Sometimes I purposefully pick certain gas pumps because I need to hold the very same nozzle that Mike held at the local gas station. Sometimes I glance at items in the grocery store and these ordinary staples stop me because they are vessels to the past. Sometimes when I open the door to our coffee shop I hold the handle a little too long because his hand once touched it. And, there are times that I need to drink Mike’s favorite wine, even though it isn’t my favorite. There are times that I kiss the wine glass because his lips once touched it…
All of these little rituals are a big part of my life.
These gestures exist because Mike doesn’t.
That is the only way I can explain it.
My rituals of missing him have evolved; and, now I know that the way I miss Mike will continue to change throughout my life. Time changes grief. It just does. And, I am glad for this. I could not have lived if the rawness never subsided.
However, the changes that take place do not happen in a linear manner – they just don’t. Grief is messy and awful and sometimes it takes you backwards and sideways…. But, if you stay the course there is always forward momentum.
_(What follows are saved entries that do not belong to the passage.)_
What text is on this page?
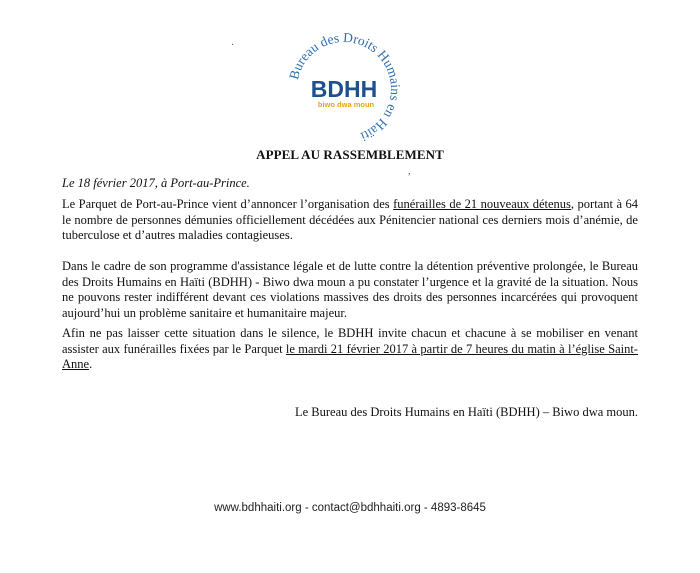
Bureau des Droits Humains en Haïti
BDHH
biwo dwa moun
·
,
APPEL AU RASSEMBLEMENT
Le 18 février 2017, à Port-au-Prince.
Le Parquet de Port-au-Prince vient d’annoncer l’organisation des funérailles de 21 nouveaux détenus, portant à 64 le nombre de personnes démunies officiellement décédées aux Pénitencier national ces derniers mois d’anémie, de tuberculose et d’autres maladies contagieuses.
Dans le cadre de son programme d'assistance légale et de lutte contre la détention préventive prolongée, le Bureau des Droits Humains en Haïti (BDHH) - Biwo dwa moun a pu constater l’urgence et la gravité de la situation. Nous ne pouvons rester indifférent devant ces violations massives des droits des personnes incarcérées qui provoquent aujourd’hui un problème sanitaire et humanitaire majeur.
Afin ne pas laisser cette situation dans le silence, le BDHH invite chacun et chacune à se mobiliser en venant assister aux funérailles fixées par le Parquet le mardi 21 février 2017 à partir de 7 heures du matin à l’église Saint-Anne.
Le Bureau des Droits Humains en Haïti (BDHH) – Biwo dwa moun.
www.bdhhaiti.org - contact@bdhhaiti.org - 4893-8645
I noticed this forward movement when I went to the Christmas store this year. The first year that I went to the store I clutched my cart like a child holds a security blanket. Me being there alone, quietly wandering the aisles just pronounced his absence. I did not feel closer to Mike like I hoped I would, instead I felt his deadness more. But, nonetheless, I made myself walk through the store because I felt I needed to. I cried all the way home because it was a huge relief to have faced all of those memories and to “get it over with”. And, mainly, I cried because I missed him desperately.
This year was different. I returned to the same store and I did not cry on the way home. I did not feel quite so nauseated from being without him. Mike has been dead for just over two years now, and in truth, his absence feels more familiar than his presence now. And, this makes me sad in a whole different way.
But, the truth is, I am getting “used” to him being gone. When I say I am “used” to his absence, this is very different than me accepting and enjoying my new life without him. I don’t like it- yet. Maybe I never will. However, being a widow feels somewhat familiar to me now. I do not feel like a couple anymore – except for in my memory. I do not identify with being “spoken for” anymore. I am alone. And, I feel it to the depths of me.
Although I still ache for Mike and my life with him, I can see that my grief has changed over the last year. This year, I was able to complete my visit to the Christmas shop without as much pain as the year before. I am doing this. Somehow. With more time, and with hard, steady work, I know that I am going to be “okay” without him. That’s progress.